Gli ermellini dicono no ai pregiudizi sull'affidamento di bambini a coppie omosessuali: un minore può crescere in modo equilibrato anche in una famiglia con "genitori" dello stesso stesso. Confermato quindi l'affido alla madre che ha una relazione con un'altra donna nonostante il ricorso del padre naturale
Un bambino o una bambina possono crescere bene in una famiglia con genitori dello stesso sesso. La riflessione non arriva da uno psicologo, né da un sociologo e neanche da un rappresentante di una delle associazioni che rappresentano i diritti dei gay, ma dai supremi giudici della Cassazione nelle motivazioni di una sentenza che conferma l’affido a una madre che vive con una donna. Gli ermellini così dicono no ai pregiudizi sull’affidamento di bambini a coppie omosessuali: un minore può crescere in modo equilibrato anche in una famiglia gay.

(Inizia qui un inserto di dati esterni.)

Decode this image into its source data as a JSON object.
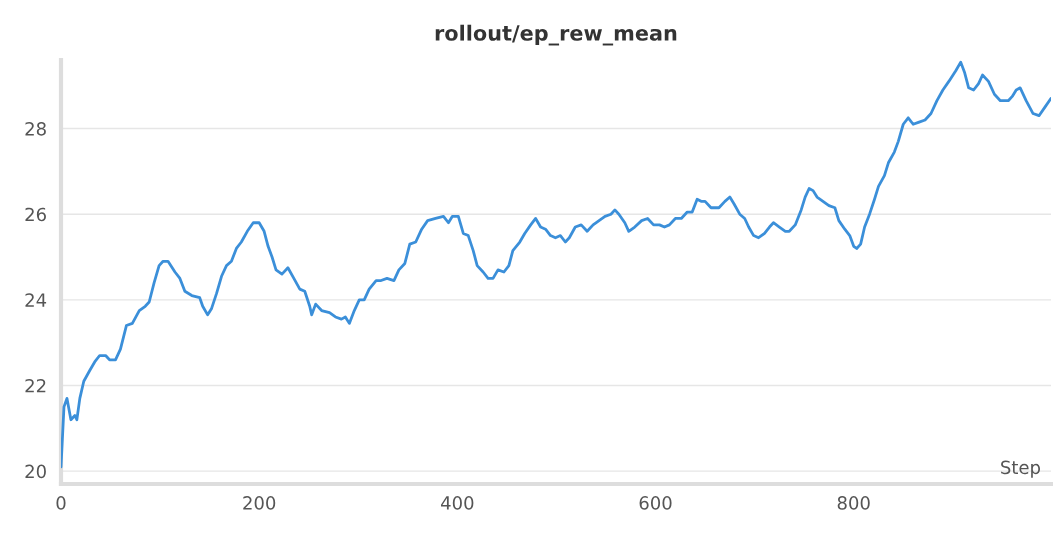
{
  "chart_data": {
    "type": "line",
    "title": "rollout/ep_rew_mean",
    "xlabel": "Step",
    "xlim": [
      0,
      999
    ],
    "ylim": [
      19.7,
      29.6
    ],
    "xticks": [
      0,
      200,
      400,
      600,
      800
    ],
    "yticks": [
      20,
      22,
      24,
      26,
      28
    ],
    "grid": "y",
    "legend": false,
    "series": [
      {
        "color": "#3b8fd9",
        "x": [
          0,
          3,
          6,
          10,
          14,
          16,
          19,
          23,
          29,
          34,
          39,
          45,
          49,
          55,
          60,
          66,
          72,
          79,
          85,
          89,
          94,
          99,
          103,
          108,
          115,
          120,
          125,
          132,
          140,
          143,
          148,
          152,
          157,
          162,
          167,
          172,
          177,
          182,
          188,
          194,
          200,
          205,
          209,
          213,
          217,
          223,
          229,
          235,
          241,
          246,
          251,
          253,
          257,
          263,
          271,
          277,
          283,
          287,
          291,
          296,
          301,
          306,
          311,
          318,
          323,
          329,
          336,
          341,
          347,
          352,
          358,
          364,
          370,
          378,
          386,
          391,
          395,
          401,
          406,
          411,
          416,
          420,
          426,
          431,
          436,
          441,
          447,
          452,
          456,
          463,
          468,
          474,
          479,
          484,
          489,
          494,
          499,
          504,
          509,
          513,
          519,
          525,
          531,
          537,
          543,
          549,
          555,
          559,
          563,
          569,
          573,
          579,
          586,
          592,
          598,
          604,
          609,
          614,
          620,
          626,
          632,
          637,
          642,
          646,
          650,
          656,
          664,
          670,
          675,
          679,
          685,
          690,
          694,
          699,
          704,
          710,
          715,
          719,
          725,
          731,
          735,
          741,
          747,
          751,
          755,
          759,
          763,
          769,
          775,
          781,
          785,
          791,
          796,
          800,
          803,
          807,
          811,
          816,
          821,
          825,
          831,
          835,
          841,
          845,
          850,
          855,
          860,
          866,
          872,
          878,
          884,
          890,
          896,
          903,
          908,
          912,
          916,
          921,
          926,
          930,
          936,
          942,
          948,
          956,
          960,
          964,
          968,
          974,
          981,
          987,
          993,
          999
        ],
        "values": [
          20.1,
          21.5,
          21.7,
          21.2,
          21.3,
          21.2,
          21.7,
          22.1,
          22.35,
          22.55,
          22.7,
          22.7,
          22.6,
          22.6,
          22.85,
          23.4,
          23.45,
          23.75,
          23.85,
          23.95,
          24.4,
          24.8,
          24.9,
          24.9,
          24.65,
          24.5,
          24.2,
          24.1,
          24.05,
          23.85,
          23.65,
          23.8,
          24.15,
          24.55,
          24.8,
          24.9,
          25.2,
          25.35,
          25.6,
          25.8,
          25.8,
          25.6,
          25.25,
          25.0,
          24.7,
          24.6,
          24.75,
          24.5,
          24.25,
          24.2,
          23.85,
          23.65,
          23.9,
          23.75,
          23.7,
          23.6,
          23.55,
          23.6,
          23.45,
          23.75,
          24.0,
          24.0,
          24.25,
          24.45,
          24.45,
          24.5,
          24.45,
          24.7,
          24.85,
          25.3,
          25.35,
          25.65,
          25.85,
          25.9,
          25.95,
          25.8,
          25.95,
          25.95,
          25.55,
          25.5,
          25.15,
          24.8,
          24.65,
          24.5,
          24.5,
          24.7,
          24.65,
          24.8,
          25.15,
          25.35,
          25.55,
          25.75,
          25.9,
          25.7,
          25.65,
          25.5,
          25.45,
          25.5,
          25.35,
          25.45,
          25.7,
          25.75,
          25.6,
          25.75,
          25.85,
          25.95,
          26.0,
          26.1,
          26.0,
          25.8,
          25.6,
          25.7,
          25.85,
          25.9,
          25.75,
          25.75,
          25.7,
          25.75,
          25.9,
          25.9,
          26.05,
          26.05,
          26.35,
          26.3,
          26.3,
          26.15,
          26.15,
          26.3,
          26.4,
          26.25,
          26.0,
          25.9,
          25.7,
          25.5,
          25.45,
          25.55,
          25.7,
          25.8,
          25.7,
          25.6,
          25.6,
          25.75,
          26.1,
          26.4,
          26.6,
          26.55,
          26.4,
          26.3,
          26.2,
          26.15,
          25.85,
          25.65,
          25.5,
          25.25,
          25.2,
          25.3,
          25.7,
          26.0,
          26.35,
          26.65,
          26.9,
          27.2,
          27.45,
          27.7,
          28.1,
          28.25,
          28.1,
          28.15,
          28.2,
          28.35,
          28.65,
          28.9,
          29.1,
          29.35,
          29.55,
          29.3,
          28.95,
          28.9,
          29.05,
          29.25,
          29.1,
          28.8,
          28.65,
          28.65,
          28.75,
          28.9,
          28.95,
          28.65,
          28.35,
          28.3,
          28.5,
          28.7
        ]
      }
    ]
  }
}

I magistrati di Palazzo Cavour hanno confermato l’affidamento esclusivo di un bimbo a una donna che convive con un’altra donna nonostante il ricorso del padre del bimbo. La prima sezione civile ha rigettato l’istanza presentata dall’uomo, di religione musulmana, contro la sentenza con cui la Corte d’appello di Brescia che comunque aveva stabilito che il figlio minore vivesse con la madre, ex tossicodipendente, la quale aveva deciso di andare a convivere con una delle educatrici che aveva conosciuto in una comunità di recupero. La decisione dei giudici di Brescia era conseguenza di un episodio violento del papà, alla presenza del bambino, contro la convivente dell’ex compagna. L’uomo era ricorso in Cassazione lamentando la carenza motivazionale della decisione di merito sull’”idoneità sotto il profilo educativo” della famiglia in cui il minore era stato inserito, “composta da due donne legate da una relazione omosessuale”.

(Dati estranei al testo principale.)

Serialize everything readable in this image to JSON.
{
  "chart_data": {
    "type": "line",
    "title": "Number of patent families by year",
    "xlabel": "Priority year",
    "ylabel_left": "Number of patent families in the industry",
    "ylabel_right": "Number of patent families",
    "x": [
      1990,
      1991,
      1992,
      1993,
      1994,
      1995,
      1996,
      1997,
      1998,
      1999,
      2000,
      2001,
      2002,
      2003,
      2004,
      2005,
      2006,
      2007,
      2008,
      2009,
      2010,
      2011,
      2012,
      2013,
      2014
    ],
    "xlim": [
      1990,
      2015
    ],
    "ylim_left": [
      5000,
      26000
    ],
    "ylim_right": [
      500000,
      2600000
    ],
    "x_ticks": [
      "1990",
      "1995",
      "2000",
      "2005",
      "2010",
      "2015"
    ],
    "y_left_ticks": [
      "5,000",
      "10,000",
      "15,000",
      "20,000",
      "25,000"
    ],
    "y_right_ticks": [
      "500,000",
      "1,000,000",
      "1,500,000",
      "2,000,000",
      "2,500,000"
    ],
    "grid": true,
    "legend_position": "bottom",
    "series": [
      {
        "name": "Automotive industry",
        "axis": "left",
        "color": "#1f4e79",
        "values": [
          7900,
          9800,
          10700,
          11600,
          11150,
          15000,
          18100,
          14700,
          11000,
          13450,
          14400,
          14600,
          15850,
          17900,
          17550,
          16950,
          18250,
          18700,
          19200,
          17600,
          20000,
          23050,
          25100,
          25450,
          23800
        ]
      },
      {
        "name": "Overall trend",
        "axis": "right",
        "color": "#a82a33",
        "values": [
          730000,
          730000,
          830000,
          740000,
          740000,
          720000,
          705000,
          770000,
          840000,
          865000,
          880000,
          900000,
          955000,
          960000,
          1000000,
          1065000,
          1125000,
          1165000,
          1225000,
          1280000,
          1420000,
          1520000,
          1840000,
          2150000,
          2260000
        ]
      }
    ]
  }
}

I giudici, secondo il ricorrente, non avevano approfondito se tale tipo di famiglia potesse “garantire l’equilibrato sviluppo del bambino“, proprio in relazione “ai diritti della famiglia come società naturale fondata sul matrimonio di cui all’articolo 29 della Costituzione, all’equiparazione dei figli nati fuori dal matrimonio con i figli legittimi di cui all’articolo 30 della Costituzione e al diritto fondamentale del minore di essere educato secondo i principi educativi e religiosi di entrambi i genitori”. Fatto questo, si rilevava nel ricorso, “che non poteva prescindere dal contesto religioso e culturale del padre, di religione musulmana”. La Cassazione, con la sentenza n.601 hanno bocciato il ricorso, sottolineando che “alla base della doglianza del ricorrente non sono poste certezze scientifiche o dati di esperienza”, ma solo “il mero pregiudizio che sia dannoso per l’equilibrato sviluppo del bambino il fatto di vivere in una famiglia incentrata su una coppia omosessuale”. In tal modo, osservano i giudici di ‘Palazzaccio’, “si dà per scontato ciò che invece è da dimostrare, ossia la dannosità di quel contesto familiare per il bambino”.